組物の土人形

  • 2019.05.21 Tuesday
  • 10:18

皆さまこんにちは


歌舞伎はお好きですか?
私はテレビで観ることはたまに有っても

劇場に出かけて観劇する機会は残念ながらほとんどありません。
歌舞伎は話の筋はもちろん、その背景や歌舞伎の世界の決まりごとなど

知識が無いと理解の難しい伝統芸術ですね。

しかし昔は今のように格式の高い芸術ではなく庶民の最大娯楽、お楽しみだったようです。

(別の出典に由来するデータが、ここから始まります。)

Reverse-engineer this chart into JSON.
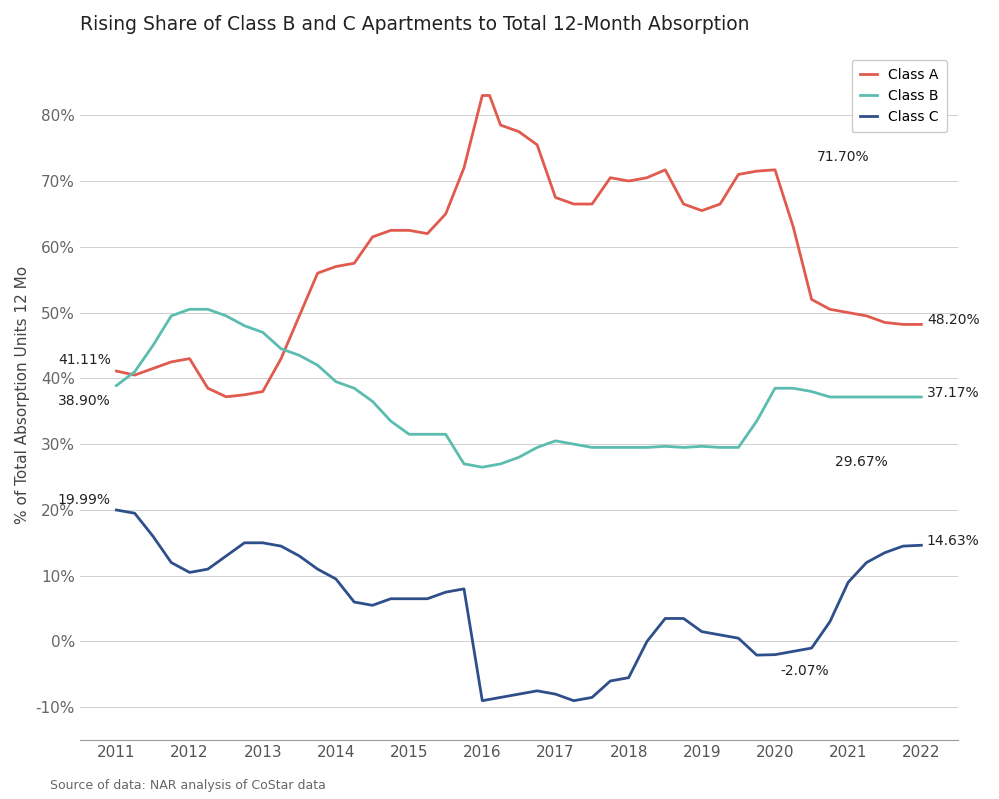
{
  "title": "Rising Share of Class B and C Apartments to Total 12-Month Absorption",
  "ylabel": "% of Total Absorption Units 12 Mo",
  "source": "Source of data: NAR analysis of CoStar data",
  "background_color": "#ffffff",
  "class_a": {
    "label": "Class A",
    "color": "#e05a4e",
    "x": [
      2011.0,
      2011.25,
      2011.5,
      2011.75,
      2012.0,
      2012.25,
      2012.5,
      2012.75,
      2013.0,
      2013.25,
      2013.5,
      2013.75,
      2014.0,
      2014.25,
      2014.5,
      2014.75,
      2015.0,
      2015.25,
      2015.5,
      2015.75,
      2016.0,
      2016.1,
      2016.25,
      2016.5,
      2016.75,
      2017.0,
      2017.25,
      2017.5,
      2017.75,
      2018.0,
      2018.25,
      2018.5,
      2018.75,
      2019.0,
      2019.25,
      2019.5,
      2019.75,
      2020.0,
      2020.25,
      2020.5,
      2020.75,
      2021.0,
      2021.25,
      2021.5,
      2021.75,
      2022.0
    ],
    "y": [
      41.11,
      40.5,
      41.5,
      42.5,
      43.0,
      38.5,
      37.2,
      37.5,
      38.0,
      43.0,
      49.5,
      56.0,
      57.0,
      57.5,
      61.5,
      62.5,
      62.5,
      62.0,
      65.0,
      72.0,
      83.0,
      83.0,
      78.5,
      77.5,
      75.5,
      67.5,
      66.5,
      66.5,
      70.5,
      70.0,
      70.5,
      71.7,
      66.5,
      65.5,
      66.5,
      71.0,
      71.5,
      71.7,
      63.0,
      52.0,
      50.5,
      50.0,
      49.5,
      48.5,
      48.2,
      48.2
    ]
  },
  "class_b": {
    "label": "Class B",
    "color": "#5bbcb0",
    "x": [
      2011.0,
      2011.25,
      2011.5,
      2011.75,
      2012.0,
      2012.25,
      2012.5,
      2012.75,
      2013.0,
      2013.25,
      2013.5,
      2013.75,
      2014.0,
      2014.25,
      2014.5,
      2014.75,
      2015.0,
      2015.25,
      2015.5,
      2015.75,
      2016.0,
      2016.25,
      2016.5,
      2016.75,
      2017.0,
      2017.25,
      2017.5,
      2017.75,
      2018.0,
      2018.25,
      2018.5,
      2018.75,
      2019.0,
      2019.25,
      2019.5,
      2019.75,
      2020.0,
      2020.25,
      2020.5,
      2020.75,
      2021.0,
      2021.25,
      2021.5,
      2021.75,
      2022.0
    ],
    "y": [
      38.9,
      41.0,
      45.0,
      49.5,
      50.5,
      50.5,
      49.5,
      48.0,
      47.0,
      44.5,
      43.5,
      42.0,
      39.5,
      38.5,
      36.5,
      33.5,
      31.5,
      31.5,
      31.5,
      27.0,
      26.5,
      27.0,
      28.0,
      29.5,
      30.5,
      30.0,
      29.5,
      29.5,
      29.5,
      29.5,
      29.67,
      29.5,
      29.67,
      29.5,
      29.5,
      33.5,
      38.5,
      38.5,
      38.0,
      37.17,
      37.17,
      37.17,
      37.17,
      37.17,
      37.17
    ]
  },
  "class_c": {
    "label": "Class C",
    "color": "#2e4f8a",
    "x": [
      2011.0,
      2011.25,
      2011.5,
      2011.75,
      2012.0,
      2012.25,
      2012.5,
      2012.75,
      2013.0,
      2013.25,
      2013.5,
      2013.75,
      2014.0,
      2014.25,
      2014.5,
      2014.75,
      2015.0,
      2015.25,
      2015.5,
      2015.75,
      2016.0,
      2016.25,
      2016.5,
      2016.75,
      2017.0,
      2017.25,
      2017.5,
      2017.75,
      2018.0,
      2018.25,
      2018.5,
      2018.75,
      2019.0,
      2019.25,
      2019.5,
      2019.75,
      2020.0,
      2020.25,
      2020.5,
      2020.75,
      2021.0,
      2021.25,
      2021.5,
      2021.75,
      2022.0
    ],
    "y": [
      19.99,
      19.5,
      16.0,
      12.0,
      10.5,
      11.0,
      13.0,
      15.0,
      15.0,
      14.5,
      13.0,
      11.0,
      9.5,
      6.0,
      5.5,
      6.5,
      6.5,
      6.5,
      7.5,
      8.0,
      -9.0,
      -8.5,
      -8.0,
      -7.5,
      -8.0,
      -9.0,
      -8.5,
      -6.0,
      -5.5,
      0.0,
      3.5,
      3.5,
      1.5,
      1.0,
      0.5,
      -2.07,
      -2.0,
      -1.5,
      -1.0,
      3.0,
      9.0,
      12.0,
      13.5,
      14.5,
      14.63
    ]
  }
}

傾く(かぶく)やかぶき者という言葉が表す派手な衣装を着けた奇抜な踊りが好まれ、

それを取り入れたかぶき踊りが歌舞伎として大流行し

現代まで伝統を守って受け継がれているそうです。



庶民の楽しみが限られている昔、歌舞伎の人気は絶大だったようで、

名場面を切り取った土人形も好んで買われたようです。

 

 

 

 





 

 

犬山土人形の「曽我の対面」です。

鎌倉時代の曽我兄弟による仇討を題材にした歌舞伎の演目です。

左が曽我五郎、右が曽我十郎です。

親の仇・工藤祐経と対面して盃を受ける時

五郎が「親の仇!」と工藤祐経に襲い掛かろうとするのを

兄の十郎が「粗相のないように」とたしなめる名場面です。

江戸歌舞伎で大変人気のあった演目だそうです。

 

 

 

 

 

 






 

本朝二十四孝、武田勝頼と長尾家の八重垣姫です。

長尾家が武田家から借りた家宝の兜を返さないことから両家が争っていました。

両家の争いを解決するため勝頼と八重垣姫は婚約しましたが

なかなか兜が返されず、兜を取り戻すべく変装をして長尾家に勝頼が忍び込みます。

ところが変装を見破った長尾謙信は勝頼を殺すため遠方に使いに出します。

このたくらみを知った八重垣姫は家宝の兜をもって勝頼のあとを追いかけます。

兜を持った八重垣姫に諏訪神社の神の遣いである狐の霊力が乗り移って

凍り付いた諏訪湖を一気に渡り切ったというお話です。

写真は岐阜・市原土人形(瑞浪土人形)の作品です。

 

 

 


土人形の組物は歌舞伎の場面だけでなく歴史上の人物なども人気があります。
 







 

 

三河大浜土人形・桶狭間の合戦です。

左が織田信長、右が今川義元です。

江戸時代中期に書かれた読本「絵本太閤記」は豊臣秀吉の出世物語を

さし絵を交えて出版した読み物で大評判になったそうです。

その人気にあやかって人形浄瑠璃や歌舞伎でも太閤記は扱われるようになったようです。

その中にはたくさんのお話が含まれていますが

木下藤吉郎として信長に仕える姿も多くの物語になっているそうです。

歴史的にも意味深い桶狭間の合戦は土人形の題材としても人気がありました。

 

 

 

組物になっている土人形はまだまだたくさんあります.

最近館長がお人形を展示ケースから取り出して整理をしています。

整理がもう少し進みましたらまたご紹介させていただきます。